Okoyomon completed their education at Shimer College in Chicago, a peculiar liberal arts school in the “great books” tradition. There, among other subjects, they studied pataphysics, described by its originator Alfred Jarry as the “science of imaginary solutions”. Simultaneously they worked at Alinea, a $350-a-head fine-dining establishment. “Both places were oppressive,” they say — laughing. “It was like studying the enemy.”
Both, however, have left a mark. Okoyomon seeks out alternative worlds in their work, like the Surrealists (followers of Jarry) before them, and they are part of the Spiral Theory Test Kitchen, where multisensory dinners are intended to break down emotional and physical barriers between participants. “Art doesn’t happen just by yourself,” says Okoyomon. “You can’t build new worlds on your own.”
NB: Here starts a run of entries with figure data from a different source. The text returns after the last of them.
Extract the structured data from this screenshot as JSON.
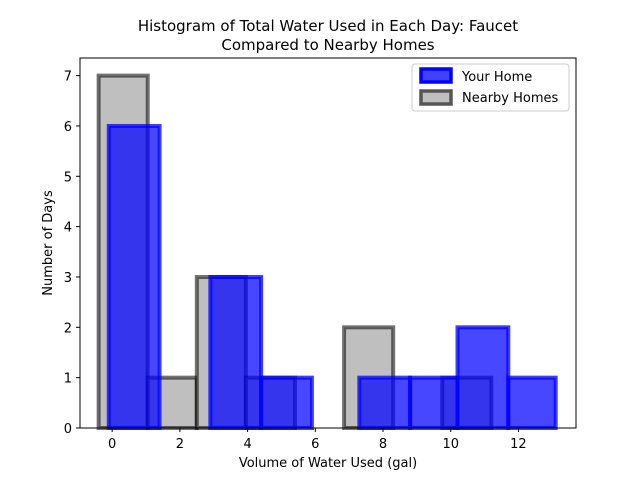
{
  "chart_data": {
    "type": "bar",
    "title_lines": [
      "Histogram of Total Water Used in Each Day: Faucet",
      "Compared to Nearby Homes"
    ],
    "xlabel": "Volume of Water Used (gal)",
    "ylabel": "Number of Days",
    "xlim": [
      -0.95,
      13.7
    ],
    "ylim": [
      0,
      7.35
    ],
    "xticks": [
      0,
      2,
      4,
      6,
      8,
      10,
      12
    ],
    "yticks": [
      0,
      1,
      2,
      3,
      4,
      5,
      6,
      7
    ],
    "grid": false,
    "legend_position": "top-right",
    "series": [
      {
        "name": "Nearby Homes",
        "fill": "#bfbfbf",
        "edge": "#000000",
        "bins": [
          {
            "x0": -0.4,
            "x1": 1.05,
            "value": 7
          },
          {
            "x0": 1.05,
            "x1": 2.5,
            "value": 1
          },
          {
            "x0": 2.5,
            "x1": 3.95,
            "value": 3
          },
          {
            "x0": 3.95,
            "x1": 5.4,
            "value": 1
          },
          {
            "x0": 5.4,
            "x1": 6.85,
            "value": 0
          },
          {
            "x0": 6.85,
            "x1": 8.3,
            "value": 2
          },
          {
            "x0": 8.3,
            "x1": 9.75,
            "value": 0
          },
          {
            "x0": 9.75,
            "x1": 11.2,
            "value": 1
          },
          {
            "x0": 11.2,
            "x1": 12.65,
            "value": 0
          }
        ]
      },
      {
        "name": "Your Home",
        "fill": "#0000ff",
        "edge": "#0000ff",
        "bins": [
          {
            "x0": -0.1,
            "x1": 1.4,
            "value": 6
          },
          {
            "x0": 1.4,
            "x1": 2.9,
            "value": 0
          },
          {
            "x0": 2.9,
            "x1": 4.4,
            "value": 3
          },
          {
            "x0": 4.4,
            "x1": 5.9,
            "value": 1
          },
          {
            "x0": 5.9,
            "x1": 7.3,
            "value": 0
          },
          {
            "x0": 7.3,
            "x1": 8.8,
            "value": 1
          },
          {
            "x0": 8.8,
            "x1": 10.2,
            "value": 1
          },
          {
            "x0": 10.2,
            "x1": 11.7,
            "value": 2
          },
          {
            "x0": 11.7,
            "x1": 13.1,
            "value": 1
          }
        ]
      }
    ],
    "legend": [
      "Your Home",
      "Nearby Homes"
    ]
  }
}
“The dinners are beautiful,” says Claude Adjil, the curator at large at Aspen (also a curator at large at the Serpentine in London). “They make any other dining experiences seem totally formulaic. There are tastes and colours you’ve never seen. Precious likes fruit and flowers.” The diners are required to feed each other. “That’s part of the spiralling,” says Okoyomon, “to create entanglements. I’m just trying to dream up new ways to dissolve away the communication norms.”
At the end of last year, Okoyomon spent three months in Arles, as an artist in residence with the LUMA foundation there. It is an elaborate arts campus, driven by the Swiss philanthropist Maja Hoffman, that occupies an old SNCF rail yard. To celebrate the completion of its one new building — a controversial and craggy tower by the American architect Frank Gehry — there will be an exhibition of new work. Okoyomon’s piece is “a sort of terrarium, a home for giant African snails. You can wheel it in and out of the building, so the snails can be outside sometimes, and they’ll be fed and taken care of.” Giant African snails, seen as invasive as kudzu in certain parts of the world, are banned right across the US.
There are no hills in Arles, but the nearby Camargue provided spiritual satisfaction for Okoyomon. “It made me write new poems, they feel like the winds, the mistral,” they say. “You feel like god is there.” They returned to New York, where they have a studio on Park Slope, Brooklyn, in December. The day after they got back, a neighbour ran over their dog, a toy poodle called Rainbow. They were destroyed by the experience for a while. “There’s something about the non-verbal communication of love,” says Okoyomon. “It’s beyond the human experience. It reminds you of the cosmic elements of life. I mean, I love language, but it has its limits.”